Показательно, как Михалков сформулировал в этих дебатах свой призыв голосовать за Путина: "Сегодня при той ситуации, которая есть, Путин — единственное, что у нас есть. То, как сегодня Запад и мир, наши друзья многие за рубежом, не хотят Путина, уже заставляет меня автоматически за него голосовать". В нормальной ситуации ненависть "мира" не делает политика хорошим кандидатом — скорее плюсом может быть для него любовь и уважение этого "мира". Но здесь речь явно идет о фигуре замещения. Логика тут, возможно, такая: "Я должен голосовать "за", чтобы скрыть мою бессознательную солидарность с теми, кто ненавидит моего хозяина и тем самым обнаруживает мое собственное чувство.
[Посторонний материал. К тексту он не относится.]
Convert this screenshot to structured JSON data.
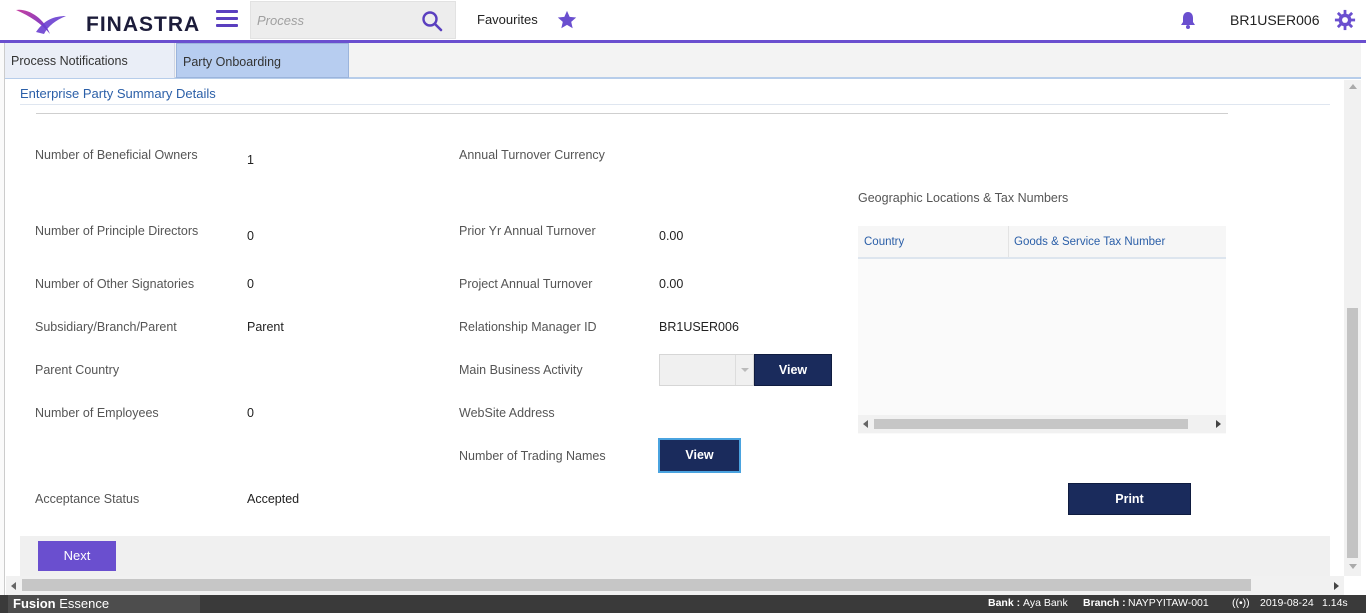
{
  "header": {
    "logo_text": "FINASTRA",
    "search_placeholder": "Process",
    "favourites_label": "Favourites",
    "user": "BR1USER006",
    "accent_color": "#6a4fcf"
  },
  "tabs": [
    {
      "label": "Process Notifications"
    },
    {
      "label": "Party Onboarding",
      "active": true
    }
  ],
  "section": {
    "title": "Enterprise Party Summary Details"
  },
  "fields": {
    "beneficial_owners": {
      "label": "Number of Beneficial Owners",
      "value": "1"
    },
    "principle_directors": {
      "label": "Number of Principle Directors",
      "value": "0"
    },
    "other_signatories": {
      "label": "Number of Other Signatories",
      "value": "0"
    },
    "subsidiary": {
      "label": "Subsidiary/Branch/Parent",
      "value": "Parent"
    },
    "parent_country": {
      "label": "Parent Country",
      "value": ""
    },
    "employees": {
      "label": "Number of Employees",
      "value": "0"
    },
    "acceptance_status": {
      "label": "Acceptance Status",
      "value": "Accepted"
    },
    "turnover_currency": {
      "label": "Annual Turnover Currency",
      "value": ""
    },
    "prior_turnover": {
      "label": "Prior Yr Annual Turnover",
      "value": "0.00"
    },
    "project_turnover": {
      "label": "Project Annual Turnover",
      "value": "0.00"
    },
    "relationship_manager": {
      "label": "Relationship Manager ID",
      "value": "BR1USER006"
    },
    "main_business": {
      "label": "Main Business Activity",
      "value": ""
    },
    "website": {
      "label": "WebSite Address",
      "value": ""
    },
    "trading_names": {
      "label": "Number of Trading Names"
    }
  },
  "buttons": {
    "view": "View",
    "print": "Print",
    "next": "Next"
  },
  "geo_table": {
    "title": "Geographic Locations & Tax Numbers",
    "columns": [
      "Country",
      "Goods & Service Tax Number"
    ],
    "rows": []
  },
  "statusbar": {
    "brand_bold": "Fusion",
    "brand_rest": " Essence",
    "bank_label": "Bank :",
    "bank_value": "Aya Bank",
    "branch_label": "Branch :",
    "branch_value": "NAYPYITAW-001",
    "signal": "((•))",
    "date": "2019-08-24",
    "time": "1.14s"
  }
}
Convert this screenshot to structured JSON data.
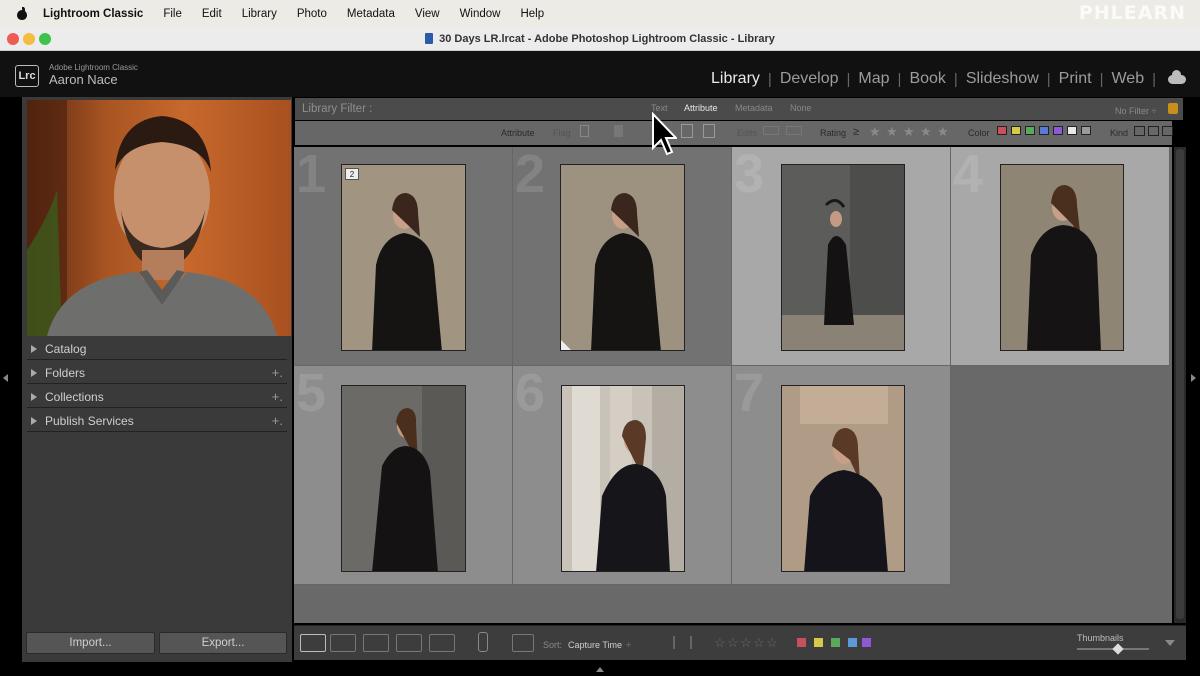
{
  "menubar": {
    "app_name": "Lightroom Classic",
    "items": [
      "File",
      "Edit",
      "Library",
      "Photo",
      "Metadata",
      "View",
      "Window",
      "Help"
    ],
    "watermark": "PHLEARN"
  },
  "window": {
    "title": "30 Days LR.lrcat - Adobe Photoshop Lightroom Classic - Library"
  },
  "identity": {
    "logo": "Lrc",
    "app_subtitle": "Adobe Lightroom Classic",
    "user": "Aaron Nace"
  },
  "modules": {
    "items": [
      "Library",
      "Develop",
      "Map",
      "Book",
      "Slideshow",
      "Print",
      "Web"
    ],
    "active": "Library"
  },
  "left_panel": {
    "sections": [
      {
        "label": "Catalog",
        "has_plus": false
      },
      {
        "label": "Folders",
        "has_plus": true
      },
      {
        "label": "Collections",
        "has_plus": true
      },
      {
        "label": "Publish Services",
        "has_plus": true
      }
    ],
    "plus_symbol": "+.",
    "import_label": "Import...",
    "export_label": "Export..."
  },
  "filter_bar": {
    "label": "Library Filter :",
    "tabs": [
      "Text",
      "Attribute",
      "Metadata",
      "None"
    ],
    "active_tab": "Attribute",
    "preset": "No Filter ÷",
    "attribute_row": {
      "attribute": "Attribute",
      "flag": "Flag",
      "edits": "Edits",
      "rating": "Rating",
      "rating_op": "≥",
      "color": "Color",
      "kind": "Kind"
    },
    "color_swatches": [
      "#c8505a",
      "#d6c94a",
      "#5aa85a",
      "#5a7ad6",
      "#8c5ad6",
      "#e8e8e8",
      "#9a9a9a"
    ]
  },
  "grid": {
    "cells": [
      {
        "num": "1",
        "selected": false,
        "dim": true,
        "badge": "2",
        "corner": false,
        "photo": "woman-black-coat-stone-wall"
      },
      {
        "num": "2",
        "selected": false,
        "dim": true,
        "badge": "",
        "corner": true,
        "photo": "woman-black-coat-stone-wall"
      },
      {
        "num": "3",
        "selected": true,
        "dim": false,
        "badge": "",
        "corner": false,
        "photo": "woman-posing-grey-wall"
      },
      {
        "num": "4",
        "selected": true,
        "dim": false,
        "badge": "",
        "corner": false,
        "photo": "woman-black-blazer-wall"
      },
      {
        "num": "5",
        "selected": false,
        "dim": false,
        "badge": "",
        "corner": false,
        "photo": "woman-long-coat-wall"
      },
      {
        "num": "6",
        "selected": false,
        "dim": false,
        "badge": "",
        "corner": false,
        "photo": "woman-by-columns"
      },
      {
        "num": "7",
        "selected": false,
        "dim": false,
        "badge": "",
        "corner": false,
        "photo": "woman-seated-steps"
      }
    ]
  },
  "toolbar": {
    "sort_label": "Sort:",
    "sort_value": "Capture Time",
    "sort_arrows": "÷",
    "thumbnails_label": "Thumbnails",
    "label_colors": [
      "#c8505a",
      "#d6c94a",
      "#5aa85a",
      "#5a9ad6",
      "#8c5ad6"
    ]
  },
  "colors": {
    "accent_lock": "#c98f1d"
  }
}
Голосуя "за", я доказываю самому себе, что не испытываю к Путину тех чувств, которыми я наделяю американцев (между прочим, подаривших мне вожделенный "Оскар")". Возможно, я фантазирую, но мне трудно избавиться от ощущения подавленного ресентимента в столь долго холуйствующем человеке. Не зря же он так активно вымещает свою агрессивность на тех, кто не может ответить. Будь я причастен власти (какое, право, странное предположение...), я бы, пожалуй, не положился на безграничную преданность Никиты Сергеевича.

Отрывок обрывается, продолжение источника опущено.